On: Fall in real love: ridiculous, inconvenient, consuming, can't live without each other love.
Real love, yes...  — 1 week ago
...ridiculous, no. Inconvenient, yes—at the time I thought so. Consuming, sometimes; at times, though, you get caught up in the small stuff of life and take each other for granted for a while. That’s why love takes effort. It takes effort to remember, to remind, to demonstrate, to give, to forgive, to allow for imperfection and encourage and keep on loving.
I read back through all the posts before I wrote this, to see if anyone else had said what I think needs to be said here. one person hinted at it, and that was all.
I’ve been married for nearly 19 years, which is a pretty long time. His folks have been married for over 35 years; mine for nearly 50. His paternal grandparents both died a couple of years ago, still married after more than 55 years. His paternal grandfather is still living; he lost his wife a couple of years ago, also, and misses her every day after more than 55 years. My paternal grandparents were married at age 12 and 17 (this was a long time ago, kids, and even they wouldn’t recommend being so young); they stayed married until Grandpa died in the mid-70s, and their love has lived on beyond him. My maternal grandparents also had a long marriage that lasted until Grandpa’s death.

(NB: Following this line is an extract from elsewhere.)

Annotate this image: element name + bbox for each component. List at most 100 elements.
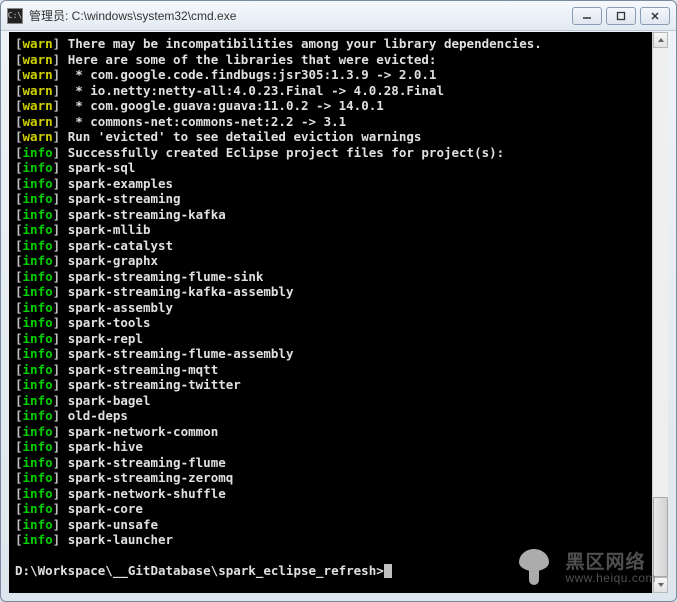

So I maybe know something about real love, love that lasts. It’s not a lightning bolt. It’s more like a spark that you blow on, work on, and keep on feeding. There’s a fire, sure, but it’ll go out if you just lie in front of it daydreaming about how in love you are.
Sometimes we imagine we’d do anything for love—we’d run through that airport and grab him before he got away, we’d stand up to our disapproving families or move across the country. We cheer movies where someone gives up a great career for a better love, or humbly promises to be a better man if she’ll just take him back.
The tricky thing to do for love is to accept that he’ll always be a stricter parent, that he’ll never remember birthdays, that she’s terminally distracted, that she’s got a crazy mother who she loves. Being a good parenting partner (YOU, not your partner), cheerfully helping him not feel like an idiot on your birthday, keeping track of things for her, loving her mother. Putting your marriage first and everything else second, even the little things, the obvious things, the “how can he not SEE this” kinds of things. Those are the hard things people do for love.
We’ve got four kids and I’m 70 pounds heavier than when he married me. He’s not perfect, either. We’ve had a handful of real arguments; we’ve both swallowed our anger for each other’s sake at times; we’ve put each other first and sometimes second and had to rethink and recommit. We’ve let go of being right in order to be happy, sometimes, both of us.
It’s worth everything. It’s worth EVERYTHING we’ve each given up.
I know I could live without him, because in the next room as I write this is his brother’s widow. She’s just my age (39) and she’s surviving, partly because he and his brothers remember her and take care of her, call the boys to talk to them, stuff like that.
But I wouldn’t want to live without him for a minute.
A long time ago he told me that one of his favorite stories was about a man we both admire, who sat next to his elderly wife on an airplane and asked her, “Dear, what do you think we’ll be doing in 82 million years?” His wife laughed and rolled her eyes, gave him a fond pat, said, “Oh, honey,” in an indulgent tone of voice. And they held hands.